I asked my kids to help me clean up their rooms recently; really clean-up – not the “stuff all your crap in a drawer and use your butt to try and close it until the crappy cardboard that is called a drawer bottom falls out” clean up. It’s because we have to get our house ready to sell.
When our family of 1 became a family of 1 divided by 2 parents last Summer, I vowed to keep the house for the kids. They feel comfortable here and safe. It is where their friends come over. It’s where they are secure. It was the one constant that I felt I could control during the upheaval that is divorce.
After over a year, I had to make the difficult decision to sell the house – both for financial reasons and more importantly, for emotional reasons. It is important for me to have a place that isn’t like living inside a diorama of my marriage on a 24/7 basis.
Yesterday, as I checked in how my daughter’s progress was coming along, I saw she had her iPhone horizontally placed between her hands as she pivoted in a circle from the middle of the room.
“What are you doing?”, I asked.
“Oh – I’m filming my room because I don’t want to forget what it looked like.”, she responded rather innocently.
I had a lump in my throat for the rest of the night and a larger one in my stomach. I had second, third, and fourth thoughts…and a glass of wine to match each.
This is difficult. I love my kids more than anything. Truly. I think sometimes people don’t understand how much you love someone until a 12 year old innocently states a fact that you know has more meaning than she even realizes.
I ran into an acquaintance recently, about to become an empty nester as her last kid goes off to college. I tried to find the positive by reflecting how nice it will be to get back to her own time, that sort of thing. She replied, “no, I actually like my kids.” Wow – message received. If you like your kids – good for you. I like mine, too, sometimes, but that’s not really the point.
I love my kids. I don’t particularly like them all the time. And as the teenage years keep coming, less and less. I am pretty sure they feel the same about me.
The unbearable part of all of this is the love part. I could deal with the like. I like hanging with my kids, too, but the prospect of moving doesn’t tug at my gut in that way. But it does when I check on them at night sleeping or I see them carelessly walking down the stairs without looking. It’s hard to not feel as if I am causing yet another disruption. This is where the love part stings.

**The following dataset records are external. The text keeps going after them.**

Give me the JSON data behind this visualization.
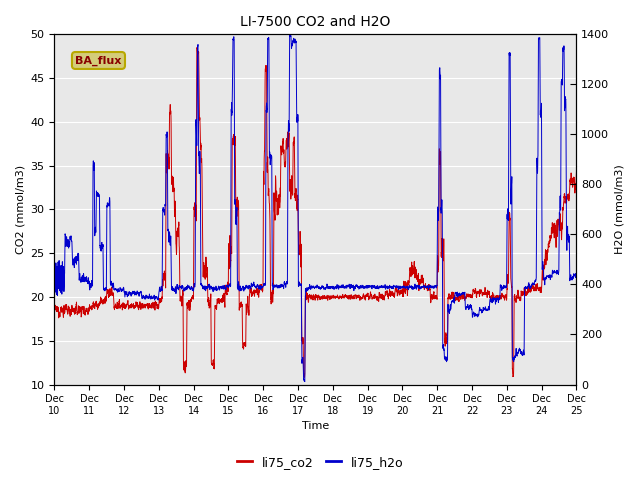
{
  "title": "LI-7500 CO2 and H2O",
  "xlabel": "Time",
  "ylabel_left": "CO2 (mmol/m3)",
  "ylabel_right": "H2O (mmol/m3)",
  "legend_label": "BA_flux",
  "series_co2_label": "li75_co2",
  "series_h2o_label": "li75_h2o",
  "co2_color": "#cc0000",
  "h2o_color": "#0000cc",
  "ylim_left": [
    10,
    50
  ],
  "ylim_right": [
    0,
    1400
  ],
  "yticks_left": [
    10,
    15,
    20,
    25,
    30,
    35,
    40,
    45,
    50
  ],
  "yticks_right": [
    0,
    200,
    400,
    600,
    800,
    1000,
    1200,
    1400
  ],
  "xtick_labels": [
    "Dec\n10",
    "Dec\n11",
    "Dec\n12",
    "Dec\n13",
    "Dec\n14",
    "Dec\n15",
    "Dec\n16",
    "Dec\n17",
    "Dec\n18",
    "Dec\n19",
    "Dec\n20",
    "Dec\n21",
    "Dec\n22",
    "Dec\n23",
    "Dec\n24",
    "Dec\n25"
  ],
  "background_color": "#e8e8e8",
  "legend_box_facecolor": "#d4cc7a",
  "legend_box_edgecolor": "#b8a800",
  "legend_text_color": "#880000",
  "line_width": 0.7,
  "n_points": 4000
}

It’s difficult being a parent of any ilk – male, female, married, divorced, whatever – if, if you are willing to love your kids even when you don’t like them. That’s when it gets really hard because it’s no longer a contest to befriend them. It’s a mirror held in your face every second that keeps you honest. And that – that is something that helps you realize that there will be new films to be taken in a new house, too, but it won’t make things necessarily any easier.